I have a secret. I don't fold and put
away my laundry on a regular basis, or a weekly basis, or a monthly
basis. Bi-monthly – maybe. We generate a ton of laundry and I just
can't keep up with it. The actual washing of the laundry is not a
problem for me and I actually do this in a fairly timely manner. I
put a load in before I go to work, I move it to the dryer and when I
get home I move it from the dryer to a clean area on the rug outside
of the laundry room. I don't even put it in a laundry basket. The
laundry baskets are reserved for dirty clothes in my house. Ideally,
I could keep them in the laundry room but realistically the space
isn't big enough and the floors are not clean enough. So they live on
a clean area of the carpet, hidden away behind the stairs in a huge
pile.
I used to feel guilt about my sad
laundry pile, like it was saying something about my mental state.
That I was overwhelmed, that it represented the pieces of my life I
neglect.
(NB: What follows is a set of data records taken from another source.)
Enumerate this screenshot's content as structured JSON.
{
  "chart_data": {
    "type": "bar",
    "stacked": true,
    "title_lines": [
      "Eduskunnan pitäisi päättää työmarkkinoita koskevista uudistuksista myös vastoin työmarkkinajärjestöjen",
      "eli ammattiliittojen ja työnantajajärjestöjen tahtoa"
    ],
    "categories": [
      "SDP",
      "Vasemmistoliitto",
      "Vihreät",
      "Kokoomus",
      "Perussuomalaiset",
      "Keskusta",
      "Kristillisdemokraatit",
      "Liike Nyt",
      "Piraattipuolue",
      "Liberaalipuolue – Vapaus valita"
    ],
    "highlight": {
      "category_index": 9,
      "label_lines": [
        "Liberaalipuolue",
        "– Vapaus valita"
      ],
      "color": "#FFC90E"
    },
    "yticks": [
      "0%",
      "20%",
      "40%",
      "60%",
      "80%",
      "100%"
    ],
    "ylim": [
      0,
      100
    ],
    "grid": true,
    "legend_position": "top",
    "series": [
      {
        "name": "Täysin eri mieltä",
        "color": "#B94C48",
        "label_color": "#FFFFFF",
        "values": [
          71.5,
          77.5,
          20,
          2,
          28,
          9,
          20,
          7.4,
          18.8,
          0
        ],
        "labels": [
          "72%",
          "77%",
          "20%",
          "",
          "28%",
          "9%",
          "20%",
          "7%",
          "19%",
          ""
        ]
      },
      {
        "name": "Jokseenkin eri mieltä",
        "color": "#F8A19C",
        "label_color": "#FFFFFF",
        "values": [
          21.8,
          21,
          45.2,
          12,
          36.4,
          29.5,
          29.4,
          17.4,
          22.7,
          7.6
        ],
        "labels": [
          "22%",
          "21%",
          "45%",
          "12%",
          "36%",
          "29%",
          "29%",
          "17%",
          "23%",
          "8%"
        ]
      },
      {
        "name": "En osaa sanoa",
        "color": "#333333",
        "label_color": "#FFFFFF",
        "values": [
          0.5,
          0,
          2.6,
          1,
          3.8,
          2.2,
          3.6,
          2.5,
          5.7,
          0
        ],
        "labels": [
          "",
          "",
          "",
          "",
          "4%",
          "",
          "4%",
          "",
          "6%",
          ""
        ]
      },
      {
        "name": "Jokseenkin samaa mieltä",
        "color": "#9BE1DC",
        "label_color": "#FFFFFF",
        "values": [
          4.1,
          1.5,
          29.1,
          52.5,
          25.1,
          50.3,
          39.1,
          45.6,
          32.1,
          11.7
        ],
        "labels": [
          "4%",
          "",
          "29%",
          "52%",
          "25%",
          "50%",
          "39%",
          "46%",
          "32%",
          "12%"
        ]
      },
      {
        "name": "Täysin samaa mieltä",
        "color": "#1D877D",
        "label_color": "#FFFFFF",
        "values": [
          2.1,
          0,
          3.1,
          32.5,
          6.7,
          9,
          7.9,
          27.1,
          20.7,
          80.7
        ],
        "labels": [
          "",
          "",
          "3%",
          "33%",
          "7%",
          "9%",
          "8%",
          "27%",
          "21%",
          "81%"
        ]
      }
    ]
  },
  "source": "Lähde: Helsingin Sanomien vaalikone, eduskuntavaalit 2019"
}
I have gone through the stages of grief with my laundry
pile. I have been in denial about it. Hiding it out of sight, trying
to forget it even exists. Telling myself that it is normal to have 20
pounds of laundry sitting randomly in the hallway. Then I felt guilt
about it. If I was a better wife and mother I would make more on an
effort to get the laundry folded and put it away. I would make my
kids do it. Sometimes I would feel anger about it. Why do we have to
wear clothes ANYWAY? We have been to space and no one has invented
viable disposable clothing? Why doesn't my husband do it....oh wait –
he works 60 hours a week. Then came the sadness – the realization
that unless I hire someone to come fold and put away my laundry that
the pile will continue to live in my hallway. * Sigh *
I have now accepted my laundry pile. I
know it's here to stay for at least the next 5 years. If the kids
need underwear, I tell them to check the pile. They dig right in.
It's like a hide and seek game. Clean towels in the house? I don't
know, check the pile. I would rather spend my time playing a game
with the kids, or eating icecream or , you know, sleeping.